Sonaba a todas horas en unos coches de choque, y yo disfrutaba como loco de aquél sonido tan impactante, mezcla de un gitaneo descarado, con guitarras eléctricas y baterías brutales.
Era ese tipo de música que me empujaba al mundo insondable de la música. Y además me gustaba mucho que fuese en español. En aquella época nacían un montón de grupos con ganas de encontrar las raíces, después de mamar música inglesa y americana a raudales.
Aquella introducción era espectacular.
Años después supe toda la historia que hubo alrededor, tanto del dúo Las Grecas, como de su productor, Felipe Campuzano.
Ya puedes imaginar que de la realidad solo llegan los ecos, siempre incompletos y distorsionados por los intereses particulares, la mala memoria, las presiones y el propio criterio de quien lo cuenta, pero se entrevén muchos rollos malos con la gente que le movía por aquellos primitivos circuitos musicales, puede que estafas monetarias y emocionales, abusos de los que nadie se libraba, ni siquiera Paco de Lucía o Camarón.
Otros tiempos, otras inconsciencias, las mismas temeridades, parecidas substancias...
Finales de los ochentas.
Me dirijo, como muchos domingos, al rastro.

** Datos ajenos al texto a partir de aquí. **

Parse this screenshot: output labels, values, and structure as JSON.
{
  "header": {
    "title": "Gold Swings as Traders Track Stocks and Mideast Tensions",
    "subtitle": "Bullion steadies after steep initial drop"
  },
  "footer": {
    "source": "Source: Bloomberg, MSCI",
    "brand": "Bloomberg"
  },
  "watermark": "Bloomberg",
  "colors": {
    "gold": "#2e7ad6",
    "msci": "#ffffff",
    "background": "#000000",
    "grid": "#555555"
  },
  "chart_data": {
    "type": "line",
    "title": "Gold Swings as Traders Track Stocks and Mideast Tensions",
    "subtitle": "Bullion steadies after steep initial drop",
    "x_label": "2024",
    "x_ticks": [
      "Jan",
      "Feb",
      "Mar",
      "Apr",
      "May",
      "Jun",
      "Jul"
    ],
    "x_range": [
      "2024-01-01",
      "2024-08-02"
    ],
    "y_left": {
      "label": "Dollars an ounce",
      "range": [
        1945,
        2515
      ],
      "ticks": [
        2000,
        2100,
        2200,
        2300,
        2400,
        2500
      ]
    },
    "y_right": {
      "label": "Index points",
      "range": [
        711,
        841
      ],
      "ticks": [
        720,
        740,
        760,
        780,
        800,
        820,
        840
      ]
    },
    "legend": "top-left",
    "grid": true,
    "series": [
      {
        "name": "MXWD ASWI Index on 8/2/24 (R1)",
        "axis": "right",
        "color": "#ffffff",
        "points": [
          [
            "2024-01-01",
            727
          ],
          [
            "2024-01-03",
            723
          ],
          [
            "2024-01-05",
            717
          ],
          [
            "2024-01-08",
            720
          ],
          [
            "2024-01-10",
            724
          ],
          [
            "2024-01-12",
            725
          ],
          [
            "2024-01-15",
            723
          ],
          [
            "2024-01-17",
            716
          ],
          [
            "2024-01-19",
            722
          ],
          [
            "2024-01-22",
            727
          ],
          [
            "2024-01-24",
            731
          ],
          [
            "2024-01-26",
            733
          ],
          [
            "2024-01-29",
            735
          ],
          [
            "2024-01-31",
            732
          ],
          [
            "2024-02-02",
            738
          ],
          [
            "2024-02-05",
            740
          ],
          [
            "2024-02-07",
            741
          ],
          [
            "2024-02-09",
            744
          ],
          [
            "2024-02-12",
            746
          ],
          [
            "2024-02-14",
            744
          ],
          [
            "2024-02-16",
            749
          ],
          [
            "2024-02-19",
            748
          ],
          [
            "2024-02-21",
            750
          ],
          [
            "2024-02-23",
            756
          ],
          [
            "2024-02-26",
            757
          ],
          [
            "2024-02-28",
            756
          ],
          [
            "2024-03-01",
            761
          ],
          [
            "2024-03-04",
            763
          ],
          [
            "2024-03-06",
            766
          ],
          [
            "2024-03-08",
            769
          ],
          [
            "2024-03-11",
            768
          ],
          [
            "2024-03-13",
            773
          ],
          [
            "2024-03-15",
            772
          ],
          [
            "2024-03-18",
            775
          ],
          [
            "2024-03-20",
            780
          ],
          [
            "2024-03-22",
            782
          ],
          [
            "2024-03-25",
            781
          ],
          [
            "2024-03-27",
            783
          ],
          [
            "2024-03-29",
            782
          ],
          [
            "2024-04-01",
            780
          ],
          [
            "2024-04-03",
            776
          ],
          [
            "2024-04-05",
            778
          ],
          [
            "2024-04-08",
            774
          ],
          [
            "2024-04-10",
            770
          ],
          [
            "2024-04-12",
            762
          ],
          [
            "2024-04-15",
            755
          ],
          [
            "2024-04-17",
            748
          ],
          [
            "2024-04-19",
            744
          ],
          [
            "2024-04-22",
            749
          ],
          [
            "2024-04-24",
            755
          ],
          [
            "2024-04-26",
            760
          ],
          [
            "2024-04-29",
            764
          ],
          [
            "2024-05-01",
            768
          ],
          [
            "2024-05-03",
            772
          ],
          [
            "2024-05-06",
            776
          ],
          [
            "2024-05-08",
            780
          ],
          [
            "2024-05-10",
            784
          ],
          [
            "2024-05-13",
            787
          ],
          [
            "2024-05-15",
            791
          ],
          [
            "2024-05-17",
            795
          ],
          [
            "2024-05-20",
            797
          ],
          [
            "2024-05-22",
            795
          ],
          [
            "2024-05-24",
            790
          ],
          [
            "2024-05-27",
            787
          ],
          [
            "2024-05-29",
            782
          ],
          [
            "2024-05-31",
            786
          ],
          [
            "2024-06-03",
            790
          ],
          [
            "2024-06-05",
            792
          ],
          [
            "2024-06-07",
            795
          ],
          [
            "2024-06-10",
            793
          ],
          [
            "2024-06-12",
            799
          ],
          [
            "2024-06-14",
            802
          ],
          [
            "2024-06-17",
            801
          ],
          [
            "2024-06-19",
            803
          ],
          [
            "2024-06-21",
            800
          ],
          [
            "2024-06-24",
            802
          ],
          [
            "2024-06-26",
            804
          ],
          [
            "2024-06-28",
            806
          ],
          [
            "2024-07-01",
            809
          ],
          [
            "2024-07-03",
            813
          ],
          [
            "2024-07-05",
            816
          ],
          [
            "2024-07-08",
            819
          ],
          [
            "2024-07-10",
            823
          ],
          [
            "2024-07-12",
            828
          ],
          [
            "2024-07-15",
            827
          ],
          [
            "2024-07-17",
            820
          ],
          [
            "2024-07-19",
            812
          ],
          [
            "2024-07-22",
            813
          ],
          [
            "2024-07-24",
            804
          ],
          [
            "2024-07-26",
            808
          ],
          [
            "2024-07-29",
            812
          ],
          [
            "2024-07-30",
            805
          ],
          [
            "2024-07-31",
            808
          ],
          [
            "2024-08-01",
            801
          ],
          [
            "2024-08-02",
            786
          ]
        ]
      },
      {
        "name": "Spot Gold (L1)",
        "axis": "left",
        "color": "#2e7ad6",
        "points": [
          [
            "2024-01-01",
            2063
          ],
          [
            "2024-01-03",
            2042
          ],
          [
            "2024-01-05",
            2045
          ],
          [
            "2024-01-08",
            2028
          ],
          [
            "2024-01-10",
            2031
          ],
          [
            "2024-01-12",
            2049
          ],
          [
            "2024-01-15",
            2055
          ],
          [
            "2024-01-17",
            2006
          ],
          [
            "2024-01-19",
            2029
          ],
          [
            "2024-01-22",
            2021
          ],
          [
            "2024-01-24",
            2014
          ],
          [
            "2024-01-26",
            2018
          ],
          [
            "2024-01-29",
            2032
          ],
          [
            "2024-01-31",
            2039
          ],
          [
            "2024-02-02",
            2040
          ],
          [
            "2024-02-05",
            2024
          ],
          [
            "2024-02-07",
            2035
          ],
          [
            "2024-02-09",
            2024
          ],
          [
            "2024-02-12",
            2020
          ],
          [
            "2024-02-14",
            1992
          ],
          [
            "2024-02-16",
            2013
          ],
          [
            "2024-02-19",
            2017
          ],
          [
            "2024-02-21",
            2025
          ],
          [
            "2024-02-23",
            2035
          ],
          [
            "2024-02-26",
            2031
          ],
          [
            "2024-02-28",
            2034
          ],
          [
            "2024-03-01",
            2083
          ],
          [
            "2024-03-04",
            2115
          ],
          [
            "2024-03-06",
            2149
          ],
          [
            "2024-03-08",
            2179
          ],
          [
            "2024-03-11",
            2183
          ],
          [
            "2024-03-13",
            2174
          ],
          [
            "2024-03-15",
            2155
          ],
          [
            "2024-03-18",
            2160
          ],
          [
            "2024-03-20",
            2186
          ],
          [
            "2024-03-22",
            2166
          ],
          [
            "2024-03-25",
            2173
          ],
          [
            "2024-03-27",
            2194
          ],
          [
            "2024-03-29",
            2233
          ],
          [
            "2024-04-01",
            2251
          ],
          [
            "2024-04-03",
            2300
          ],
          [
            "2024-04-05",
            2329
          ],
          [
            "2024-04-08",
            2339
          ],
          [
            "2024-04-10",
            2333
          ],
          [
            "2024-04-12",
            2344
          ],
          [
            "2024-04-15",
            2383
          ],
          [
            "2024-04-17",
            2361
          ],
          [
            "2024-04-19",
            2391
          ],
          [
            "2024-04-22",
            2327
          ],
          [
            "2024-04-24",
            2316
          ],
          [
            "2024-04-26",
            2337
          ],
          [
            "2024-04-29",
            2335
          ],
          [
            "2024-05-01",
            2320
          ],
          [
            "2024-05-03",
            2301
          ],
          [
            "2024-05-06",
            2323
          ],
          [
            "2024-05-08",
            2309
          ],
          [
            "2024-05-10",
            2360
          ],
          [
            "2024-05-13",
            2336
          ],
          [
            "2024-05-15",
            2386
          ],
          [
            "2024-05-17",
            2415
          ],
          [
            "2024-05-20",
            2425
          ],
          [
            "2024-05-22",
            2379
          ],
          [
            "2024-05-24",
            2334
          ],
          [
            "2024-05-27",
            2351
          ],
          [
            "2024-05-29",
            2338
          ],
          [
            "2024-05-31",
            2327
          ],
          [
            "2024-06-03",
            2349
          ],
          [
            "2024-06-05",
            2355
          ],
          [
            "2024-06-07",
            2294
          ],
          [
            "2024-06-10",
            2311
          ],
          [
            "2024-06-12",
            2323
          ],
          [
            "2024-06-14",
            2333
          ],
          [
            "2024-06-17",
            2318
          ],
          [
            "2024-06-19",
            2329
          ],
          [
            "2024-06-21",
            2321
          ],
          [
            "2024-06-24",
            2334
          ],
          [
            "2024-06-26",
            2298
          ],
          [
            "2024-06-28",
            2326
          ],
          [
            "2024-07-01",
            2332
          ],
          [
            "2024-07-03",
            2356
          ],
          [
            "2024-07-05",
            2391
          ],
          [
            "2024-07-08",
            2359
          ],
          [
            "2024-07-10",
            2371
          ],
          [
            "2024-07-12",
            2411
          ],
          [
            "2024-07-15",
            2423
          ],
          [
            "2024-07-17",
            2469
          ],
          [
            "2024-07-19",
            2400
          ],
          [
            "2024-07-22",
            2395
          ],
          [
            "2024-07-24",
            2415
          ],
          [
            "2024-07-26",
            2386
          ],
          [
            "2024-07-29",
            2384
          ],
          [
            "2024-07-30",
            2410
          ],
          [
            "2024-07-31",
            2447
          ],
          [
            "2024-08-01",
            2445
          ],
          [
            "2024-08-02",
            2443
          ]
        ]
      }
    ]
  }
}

Mi compañera de entonces y dos amigos más.
Vamos pensando en la media docena de sardinas que nos vamos a meter entre pecho y espalda, con dos o tres cañas.
Nos vamos acercando a un coche aparcado a doscientos metros del rastro.
En su techo, una mujer grita a la gente. La ropa sucia, el rostro demacrado, la mirada enferma y cansada.
Habla con todos y con nadie, casi no se le entiende.
Uno de mis amigos la conoce. Se llama Tina, y tiene una esquizofrenia galopante.
Parece que siempre se escapa de los centros en los que es tratada.
Se me parte el alma.
La vida puede ser muy dura. La gente puede ser muy frágil.
La felicidad nos llega en forma de chispas, pero los palos nos pueden dejar medio vivos.
Ese día no es para olvidar.
Yo les amé locamente, a mi manera, y me llevé otra dura lección en el bolsillo.
Otra más de las muchas que he vivido.